Birth tourists are flocking to the U.S., and not only from China. ABC News reported about a Turkish-owned Upper East Side luxury hotel, The Marmara Manhattan, that “markets birth tourism packages to expectant mothers abroad, luring more than a dozen pregnant guests and their families to the United States to give birth last year alone.” A hotel spokeswoman confirmed that for less than $8,000, pregnant guests receive an airport transfer to a one-bedroom suite where they stay for a month, the room replete with “baby cradle and a gift set for the mother.”

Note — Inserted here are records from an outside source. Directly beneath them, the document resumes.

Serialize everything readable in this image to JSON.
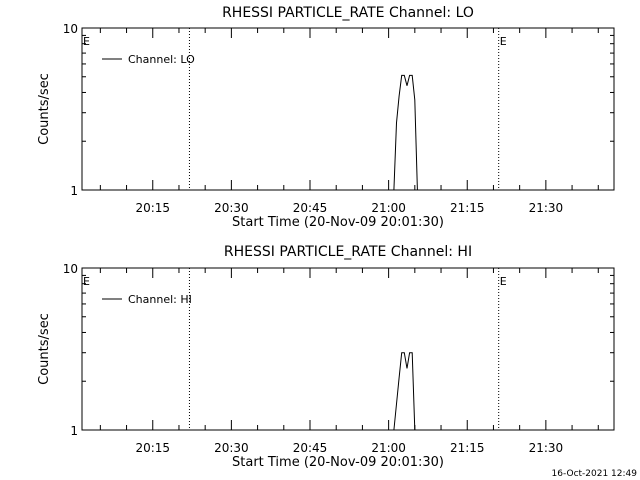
{
  "chart_data": [
    {
      "type": "line",
      "title": "RHESSI PARTICLE_RATE Channel: LO",
      "xlabel": "Start Time (20-Nov-09 20:01:30)",
      "ylabel": "Counts/sec",
      "ylim": [
        1,
        10
      ],
      "yscale": "log",
      "ytick_labels": [
        "1",
        "10"
      ],
      "xlim": [
        "20:01:30",
        "21:43:00"
      ],
      "xtick_labels": [
        "20:15",
        "20:30",
        "20:45",
        "21:00",
        "21:15",
        "21:30"
      ],
      "grid": false,
      "legend": "top-left",
      "series": [
        {
          "name": "Channel: LO",
          "x": [
            "20:01:30",
            "21:01:00",
            "21:01:30",
            "21:02:00",
            "21:02:30",
            "21:03:00",
            "21:03:30",
            "21:04:00",
            "21:04:30",
            "21:05:00",
            "21:05:30",
            "21:06:00"
          ],
          "y": [
            1,
            1,
            2.6,
            3.8,
            5.1,
            5.1,
            4.4,
            5.1,
            5.1,
            3.6,
            1,
            1
          ]
        }
      ],
      "markers": [
        {
          "label": "E",
          "x": "20:01:30"
        },
        {
          "label": "E",
          "x": "21:21:00"
        }
      ],
      "vlines": [
        "20:22:00",
        "21:21:00",
        "21:43:00"
      ]
    },
    {
      "type": "line",
      "title": "RHESSI PARTICLE_RATE Channel: HI",
      "xlabel": "Start Time (20-Nov-09 20:01:30)",
      "ylabel": "Counts/sec",
      "ylim": [
        1,
        10
      ],
      "yscale": "log",
      "ytick_labels": [
        "1",
        "10"
      ],
      "xlim": [
        "20:01:30",
        "21:43:00"
      ],
      "xtick_labels": [
        "20:15",
        "20:30",
        "20:45",
        "21:00",
        "21:15",
        "21:30"
      ],
      "grid": false,
      "legend": "top-left",
      "series": [
        {
          "name": "Channel: HI",
          "x": [
            "20:01:30",
            "21:01:00",
            "21:02:00",
            "21:02:30",
            "21:03:00",
            "21:03:30",
            "21:04:00",
            "21:04:30",
            "21:05:00",
            "21:05:30"
          ],
          "y": [
            1,
            1,
            2.1,
            3.0,
            3.0,
            2.4,
            3.0,
            3.0,
            1,
            1
          ]
        }
      ],
      "markers": [
        {
          "label": "E",
          "x": "20:01:30"
        },
        {
          "label": "E",
          "x": "21:21:00"
        }
      ],
      "vlines": [
        "20:22:00",
        "21:21:00",
        "21:43:00"
      ]
    }
  ],
  "footer": {
    "timestamp": "16-Oct-2021 12:49"
  }
}
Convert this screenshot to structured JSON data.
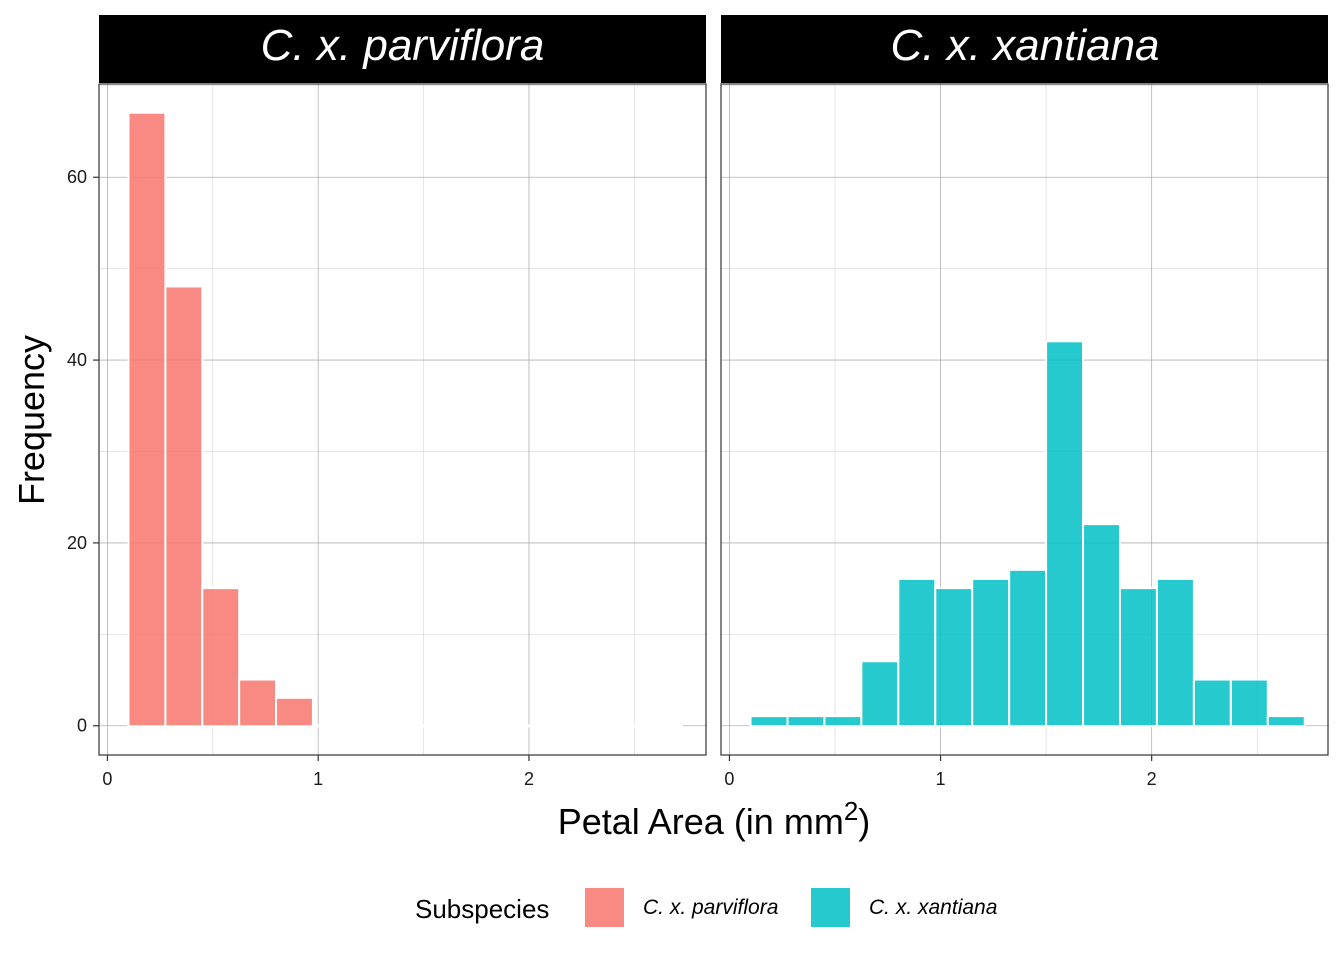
{
  "chart_data": {
    "type": "bar",
    "subtype": "faceted-histogram",
    "xlabel_main": "Petal Area (in mm",
    "xlabel_sup": "2",
    "xlabel_close": ")",
    "ylabel": "Frequency",
    "xlim": [
      -0.04,
      2.84
    ],
    "ylim": [
      -3.2,
      70.2
    ],
    "x_ticks": [
      0,
      1,
      2
    ],
    "x_tick_labels": [
      "0",
      "1",
      "2"
    ],
    "y_ticks": [
      0,
      20,
      40,
      60
    ],
    "y_tick_labels": [
      "0",
      "20",
      "40",
      "60"
    ],
    "y_minor_ticks": [
      10,
      30,
      50,
      70
    ],
    "x_minor_ticks": [
      0.5,
      1.5,
      2.5
    ],
    "bin_width": 0.175,
    "bins_start": 0.1,
    "legend": {
      "title": "Subspecies",
      "position": "bottom",
      "entries": [
        {
          "label": "C. x. parviflora",
          "color": "#F8766D"
        },
        {
          "label": "C. x. xantiana",
          "color": "#00BFC4"
        }
      ]
    },
    "facets": [
      {
        "name": "C. x. parviflora",
        "color": "#F8766D",
        "counts": [
          67,
          48,
          15,
          5,
          3,
          0,
          0,
          0,
          0,
          0,
          0,
          0,
          0,
          0,
          0
        ]
      },
      {
        "name": "C. x. xantiana",
        "color": "#00BFC4",
        "counts": [
          1,
          1,
          1,
          7,
          16,
          15,
          16,
          17,
          42,
          22,
          15,
          16,
          5,
          5,
          1
        ]
      }
    ]
  }
}
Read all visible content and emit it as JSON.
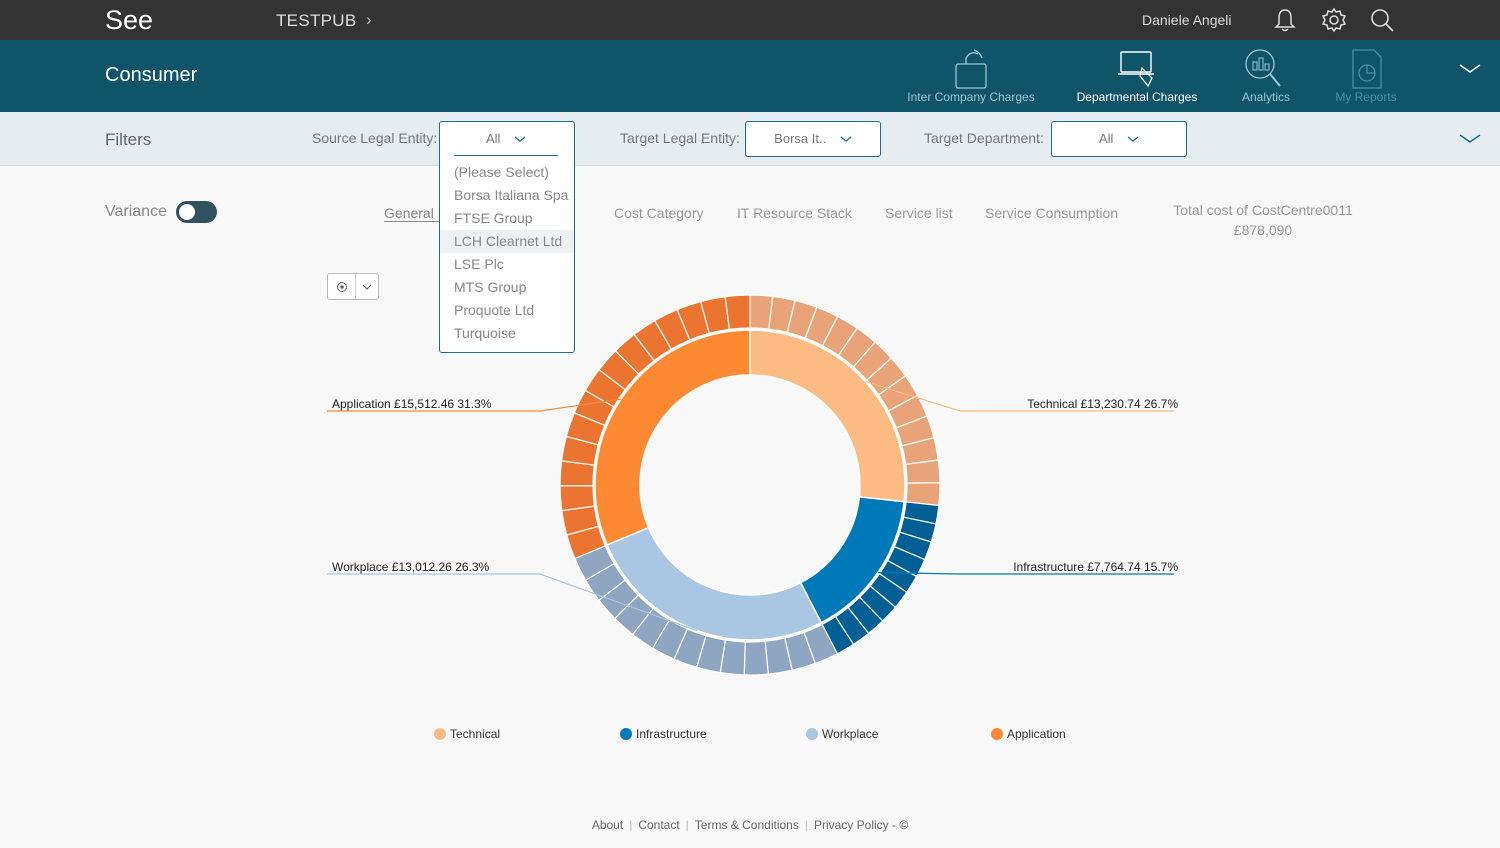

Those that would argue against open immigration policies fear that foreign women come to the United States to have “anchor babies,” a controversial term referring to children born of illegal immigrants, in the hopes of remaining on U.S. soil. Mark Krikorian of the Center for Immigration Studies, a self-described “Pro-immigrant, low-immigration think-tank which seeks fewer immigrants but a warmer welcome for those admitted,” suggests the U.S. “just turn people down for being pregnant.” In an interview with ABC News, he continued, “Do you really think that’s right that somebody here visiting Disneyland should have their children be U.S. citizens, which they’ll then inevitably use to get access to the U.S.?”
According to Zhou, most of his clients have no plans to stay in the U.S. – they simply want their children to be able to attend college here.
The U.S. is home to 11 of the top 15 Universities in the world, according to the QS World University Rankings, and in China, “10 million students are battling for 6.6 million spots at Chinese universities and the chance for a better life,” as Zhou pointed out. With U.S. citizenship, these Chinese children won’t need to apply for student visas or pay the hefty tuition rates charged to international students. Not a bad deal for $1500. But should it be allowed?
According to ABC News, “The United States is one of the few remaining countries to grant citizenship to all children born on its soil. The United Kingdom, Ireland, India and Australia, among others, have since revised their birthright laws, no longer allowing every child born on their soil to get citizenship.” It might be possible to outlaw birth tourism without completely abandoning the 14th Amendment, granting citizenship to those born on U.S. soil. Is it necessary? What do you think?